Next morning, as there was but a short row to Bâle, I took a good long rest in bed, and then carried the canoe half way across the bridge where a picturesque island is formed into a terraced garden, and here we launched the boat on the water. Although the knocks and strains of the last few days were very numerous, and many of them of portentous force, judging by the sounds they made, the Rob Roy was still hale and hearty, and the carpenter's mate had no damages to report to the captain. It was not until harder times came, in the remainder of the voyage, that her timbers suffered and her planks were tortured by rough usage.

A number of ladies patronized the start on this occasion, and as they waved their parasols and the men shouted Hoch! and Bravo! we glided down stream, the yellow paddle being waved round my head in an original mode of "salute," which I invented specially for returning friendly gratulations of this kind.

Speaking about Rheinfelden, Baedeker says, "Below the town another rapid of the Rhine forms a sort of whirlpool called the Höllenhaken," a formidable announcement, and a terrible name; but what is called here a "whirlpool" is not worth notice.

The sound of a railway train beside the river reminds you that this is not quite a strange, wild, unseen country. Reminds you I say, because really when you are in the river bed, you easily forget all that is beyond it on each side.

Let a landscape be ever so well known from the road, it becomes new again when you view it from the level of the water. For before the scene was bounded by a semicircle with the diameter on the horizon, and the arch of sky for its circumference. But when you are seated in the canoe, the picture changes to the form of a great sector, with its point on the clear water, and each radius inclining aloft through rocks, trees, and mossy banks, on this side and on that. And this holds good even on a well worn river like the Thames. The land-scenes between Oxford and London get pretty well known and admired by travellers, but the views will seem both fresh and fair if you row down the river through them. Nay, there are few rivers which have such lovely scenery as the Thames can show in its windings along that route.

But our canoe is now getting back to civilization, and away from that pleasant simplicity where everything done in the streets or the hotel is strange to a stranger. Here we have composite candles and therefore no snuffers; here the waiter insists on speaking English, and sitting down by me, and clutching my arm, he confidentially informs me that there are no "bean green," translating "haricots verts," but that perhaps I might like a "flower caul," so we assent to a cauliflower.

This is funny enough, but far more amusing is it when the woman waiter of some inland German village shouts louder German to you, because that she rattles out at first is not understood. She gazes with a new sensation at a guest who actually cannot comprehend her voluble words, and then guest and waiter burst into laughter.
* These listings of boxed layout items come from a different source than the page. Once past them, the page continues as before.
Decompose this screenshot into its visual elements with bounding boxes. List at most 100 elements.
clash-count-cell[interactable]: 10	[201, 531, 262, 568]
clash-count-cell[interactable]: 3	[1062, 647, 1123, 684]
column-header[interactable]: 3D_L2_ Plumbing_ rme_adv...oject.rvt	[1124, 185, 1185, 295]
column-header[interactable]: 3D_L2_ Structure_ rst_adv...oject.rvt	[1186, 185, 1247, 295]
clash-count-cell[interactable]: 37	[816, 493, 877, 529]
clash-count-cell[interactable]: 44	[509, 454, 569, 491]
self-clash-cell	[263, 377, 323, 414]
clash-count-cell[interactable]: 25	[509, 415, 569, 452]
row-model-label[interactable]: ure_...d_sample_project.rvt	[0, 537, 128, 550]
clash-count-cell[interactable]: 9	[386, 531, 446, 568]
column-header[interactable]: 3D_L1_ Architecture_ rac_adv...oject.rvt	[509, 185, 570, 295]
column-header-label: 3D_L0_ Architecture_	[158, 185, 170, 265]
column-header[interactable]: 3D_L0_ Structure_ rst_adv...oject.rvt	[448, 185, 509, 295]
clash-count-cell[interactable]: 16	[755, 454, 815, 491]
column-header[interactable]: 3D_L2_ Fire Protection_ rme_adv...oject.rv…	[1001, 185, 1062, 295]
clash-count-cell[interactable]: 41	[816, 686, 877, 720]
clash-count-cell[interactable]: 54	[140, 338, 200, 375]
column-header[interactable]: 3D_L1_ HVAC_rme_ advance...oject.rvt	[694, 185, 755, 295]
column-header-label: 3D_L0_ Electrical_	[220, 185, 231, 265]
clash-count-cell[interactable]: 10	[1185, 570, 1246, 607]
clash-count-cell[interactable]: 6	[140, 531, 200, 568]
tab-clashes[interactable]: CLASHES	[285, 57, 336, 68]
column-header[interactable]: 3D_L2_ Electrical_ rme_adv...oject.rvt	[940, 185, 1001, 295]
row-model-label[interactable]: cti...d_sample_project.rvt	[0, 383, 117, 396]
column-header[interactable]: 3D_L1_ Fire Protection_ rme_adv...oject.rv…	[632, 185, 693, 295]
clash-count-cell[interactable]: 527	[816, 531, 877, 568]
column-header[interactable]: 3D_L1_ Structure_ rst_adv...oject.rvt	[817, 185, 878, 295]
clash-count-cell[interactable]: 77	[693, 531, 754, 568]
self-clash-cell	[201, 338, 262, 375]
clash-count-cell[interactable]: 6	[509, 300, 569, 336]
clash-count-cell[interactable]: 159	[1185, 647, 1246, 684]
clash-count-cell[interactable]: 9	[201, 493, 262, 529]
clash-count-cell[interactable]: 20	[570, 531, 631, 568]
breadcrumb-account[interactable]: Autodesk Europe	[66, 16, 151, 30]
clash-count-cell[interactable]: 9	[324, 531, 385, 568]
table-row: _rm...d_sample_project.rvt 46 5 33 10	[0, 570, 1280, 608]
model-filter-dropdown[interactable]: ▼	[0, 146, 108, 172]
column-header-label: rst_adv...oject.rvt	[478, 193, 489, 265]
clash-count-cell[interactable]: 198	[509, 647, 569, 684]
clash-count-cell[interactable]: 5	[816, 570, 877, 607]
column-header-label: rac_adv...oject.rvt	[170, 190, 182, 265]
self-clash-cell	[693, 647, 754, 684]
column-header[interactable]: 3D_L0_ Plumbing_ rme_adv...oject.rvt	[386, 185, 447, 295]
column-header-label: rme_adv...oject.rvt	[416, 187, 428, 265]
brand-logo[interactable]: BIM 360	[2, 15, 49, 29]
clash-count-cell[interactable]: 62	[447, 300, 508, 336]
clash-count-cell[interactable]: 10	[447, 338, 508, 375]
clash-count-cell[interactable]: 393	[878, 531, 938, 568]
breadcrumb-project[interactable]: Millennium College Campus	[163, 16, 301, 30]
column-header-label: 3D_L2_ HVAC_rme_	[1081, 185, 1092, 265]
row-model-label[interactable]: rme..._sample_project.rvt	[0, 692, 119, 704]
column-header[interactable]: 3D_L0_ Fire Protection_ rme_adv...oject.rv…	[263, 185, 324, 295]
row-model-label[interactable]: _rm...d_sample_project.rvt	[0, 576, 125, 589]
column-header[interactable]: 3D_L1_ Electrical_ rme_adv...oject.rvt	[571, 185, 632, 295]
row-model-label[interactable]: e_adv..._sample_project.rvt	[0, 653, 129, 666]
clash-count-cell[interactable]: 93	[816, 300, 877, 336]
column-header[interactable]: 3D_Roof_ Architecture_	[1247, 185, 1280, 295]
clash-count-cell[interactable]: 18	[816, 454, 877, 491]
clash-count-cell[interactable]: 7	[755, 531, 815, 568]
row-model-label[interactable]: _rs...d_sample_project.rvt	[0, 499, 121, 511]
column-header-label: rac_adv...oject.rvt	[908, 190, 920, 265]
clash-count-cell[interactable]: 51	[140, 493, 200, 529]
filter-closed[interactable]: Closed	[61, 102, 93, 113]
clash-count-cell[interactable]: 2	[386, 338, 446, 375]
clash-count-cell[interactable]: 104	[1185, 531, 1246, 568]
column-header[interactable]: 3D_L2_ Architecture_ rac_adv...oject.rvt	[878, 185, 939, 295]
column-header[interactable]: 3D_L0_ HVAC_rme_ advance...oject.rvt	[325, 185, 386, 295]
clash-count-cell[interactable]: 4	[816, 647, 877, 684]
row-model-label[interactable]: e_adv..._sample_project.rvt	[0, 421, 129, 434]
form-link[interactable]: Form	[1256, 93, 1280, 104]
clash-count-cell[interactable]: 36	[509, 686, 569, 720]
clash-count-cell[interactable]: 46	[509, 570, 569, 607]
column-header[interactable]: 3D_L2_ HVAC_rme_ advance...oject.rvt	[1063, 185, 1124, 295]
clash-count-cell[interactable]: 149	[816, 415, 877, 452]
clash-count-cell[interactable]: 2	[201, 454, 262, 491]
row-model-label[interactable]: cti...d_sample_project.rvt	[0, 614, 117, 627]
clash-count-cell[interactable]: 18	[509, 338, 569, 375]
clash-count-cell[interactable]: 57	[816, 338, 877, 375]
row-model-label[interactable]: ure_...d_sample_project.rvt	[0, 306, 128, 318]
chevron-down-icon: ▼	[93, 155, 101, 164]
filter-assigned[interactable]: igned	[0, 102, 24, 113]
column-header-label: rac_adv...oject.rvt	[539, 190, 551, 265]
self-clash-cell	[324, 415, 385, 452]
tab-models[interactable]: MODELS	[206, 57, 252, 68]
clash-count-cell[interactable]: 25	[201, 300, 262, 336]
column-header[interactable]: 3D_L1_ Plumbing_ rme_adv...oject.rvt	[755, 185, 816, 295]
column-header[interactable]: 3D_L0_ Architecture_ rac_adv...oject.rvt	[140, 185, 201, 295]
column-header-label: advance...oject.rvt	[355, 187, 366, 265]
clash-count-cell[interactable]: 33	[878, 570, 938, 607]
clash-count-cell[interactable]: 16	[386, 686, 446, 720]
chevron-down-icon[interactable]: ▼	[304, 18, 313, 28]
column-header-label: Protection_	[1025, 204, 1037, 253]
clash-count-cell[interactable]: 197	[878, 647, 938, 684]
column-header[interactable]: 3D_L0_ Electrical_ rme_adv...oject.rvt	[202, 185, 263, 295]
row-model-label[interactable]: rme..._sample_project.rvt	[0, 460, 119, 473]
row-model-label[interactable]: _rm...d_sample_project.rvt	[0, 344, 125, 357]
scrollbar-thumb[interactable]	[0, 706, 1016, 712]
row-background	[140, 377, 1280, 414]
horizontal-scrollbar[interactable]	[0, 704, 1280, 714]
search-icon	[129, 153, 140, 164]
Here too I saw a boat towed along the Rhine—a painful evidence of being near commerce, even though it was in a primitive style; not that there was any towing-path, but men walked among the bushes, pulling the boat with a rope, and often wading to do so. This sight told me at once that I had left the fine free forests where you might land anywhere, and it was sure to be lonely and charming.

After a few bends westward we come in sight of the two towers of Bâle, but the setting sun makes it almost impossible to see anything in its brightness, so we must only paddle on.

The bridge at Bâle was speedily covered by the idle and the curious as the canoe pulled up at an hotel a few yards from the water on Sept. 14th.